Sunday, October 25, 2020

The Corsair Demographic, Part 5: With Ruthless but with Open Hand

"Seyd is mine enemy: had swept my band
From earth with ruthless but with open hand,
And therefore came I, in my bark of war,
To smite the smiter with the scimitar;
Such is my weapon—not the secret knife
"

Lord Byron - The Corsair
 
 
The second and insurmountable impediment to the establishment of a persistent virtual world game is fairness. One might easily find escapists enthusiastic about homesteading, production and all the interstices of a fully functional constructed landscape, provided one markets MMOs not only to FPS gamers but to fans of managerial, survival or simulation genres. Implementing the interface tools for practical leadership is largely a matter of development time investment. It would be a lot harder, though not unthinkable, to assemble enough daring pirates capable of laying down life and several sets of limbs for their vessels instead of merely "farming" for self-aggrandizement. Finally, though it seems highly improbable, it would not be out of the question to cater to both the wider mass of social gamers and the more dedicated core of antiheroic corsairs.

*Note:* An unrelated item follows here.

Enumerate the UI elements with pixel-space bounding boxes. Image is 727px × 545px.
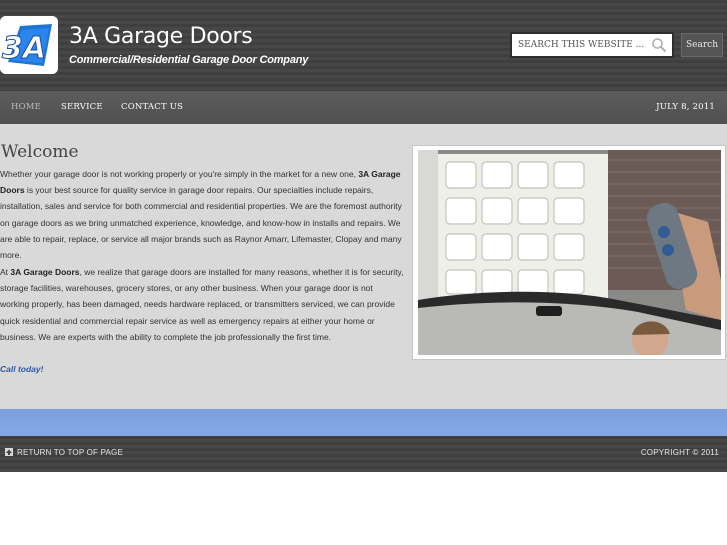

But, from every quality or lack thereof observable in the naked ape, you simply will not be able to sell fair play. Game companies discovered decades ago that selling games rakes in nowhere near as much profit as selling cheats. MMOs were from the start plagued by gold farmers, a practice long subsumed into companies' own marketing practices. Even companies which shunned the microtransaction trend found other ways to capitalize on human dishonesty, like selling multiple accounts. For the past generation of online gamers, cheating has always been an unquestioned core feature. Outside electronic games, real world sports are so rife with steroid abuse and bought referees than only the dumbest (a.k.a. the majority) could imagine any contest to have been carried out fairly. It becomes obvious at a glance that while justice may be a fundamental, universal ethical principle, so's cheatin'.

The magnitude of the problem scales with risk and investment. In single-player games, most of us can tolerate blatant imbalance so long as it's not forced upon us. Just don't use it. Half-hour multiplayer matches can still be mitigated by the prospect of moving on to another, hopefully more balanced encounter. But what's the point of devoting a thousand hours of character advancement in a persistent world only to lose all your effort or even just be out-shone by some dipshit who simply bribed the developers? Is it any wonder that only the lowest human detritus bother buying into MMOs anymore?

I suppose there is simply no way around it: MMOs require a hefty critical mass of participants to remain functional, and the vast majority of humans will eschew any activity in which they're judged by the quality of their thought. They demand cheats, and more than any other genre, a persistent world is invalidated by unfairness with every passing virtual day.

For all we fantasize about imaginary lives as Romantic Age corsairs, Byron knew well enough that Conrad's chivalry would stand out in a crowd.